Green City Market in Lincoln Park, Chicago, has great organic vegetables and fruit from farms in the surrounding area whose owners pride themselves on sustainable farming. They have unusual vegetables, like purslane and black Tuscan cabbage; an enormous variety of tomatoes, onions, radishes and lettuce; and the best eggs I have ever eaten. I look forward to it every summer, even though my budget takes a hit. I only wish that those kinds of foods were available to more people.

CLARA COEN


Jackson, NJ

I suspect that when I die, heaven is going to look a lot like Dean & Deluca. But when I want a taste of paradise in the here and now, I take a trip to the Hong Kong Supermarket in Edison, New Jersey.

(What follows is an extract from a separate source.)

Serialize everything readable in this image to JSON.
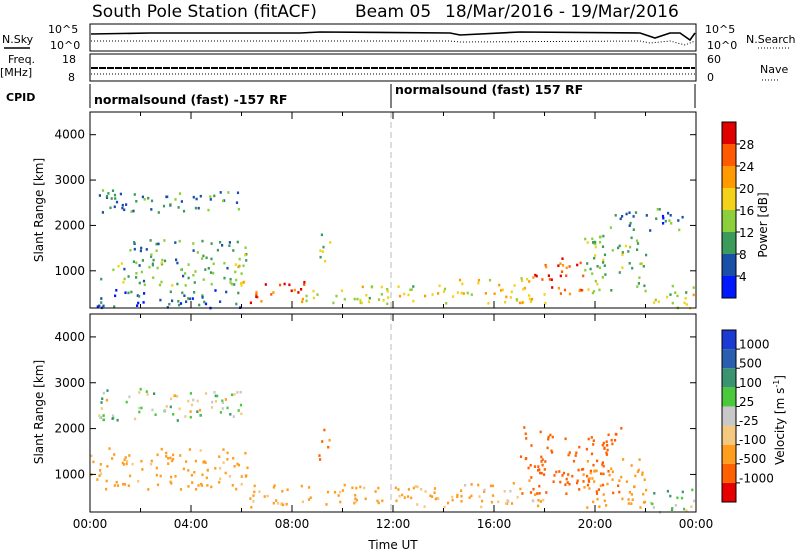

An emporium of Asian foodstuffs, the Hong Kong Supermarket offers everything from lurid Japanese sweets to complex Thai sauces to delicate Chinese teas. Brought together under the rubric of a pan-Asian regional identity, the Hong Kong Supermarket, part of a national chain, could be critiqued as ignoring differences among nations that have singular and often antagonistic histories. Instead, I see it as demonstrating the complex interplay between the traditional and the postmodern that is the best of our food culture today. As I wander the aisles, blissfully filling my cart, I daydream about the other shoppers: What are they looking for when they come here? And what do they do with their treasures when they get home?

MARY RIZZO


Portland, Ore.

Hotlips Pizza has been my favorite Portland food institution since 1985, when they opened. The food is delicious, always super-fresh, and most of their ingredients come from local farms. They change their salads and pizzas as the seasons change and make the most unbelievable soda pop from local berries (flavors also change seasonally). The staff drive electric cars for delivery, and just seeing one of those cars with red lips on it lightens my mood.

VALERIE DAY


Norfolk, Va.

Vegan Action (www.vegan.org) is a nonprofit organization dedicated to helping animals, the environment and human health by educating the public about the benefits of a vegan lifestyle and encouraging the spread of vegan food options through a number of public outreach campaigns. A vegan ethic and lifestyle is an all-encompassing way to say yes to life and no to cruelty and killing. Vegan Action consciously tries to create a kinder, gentler world for all beings.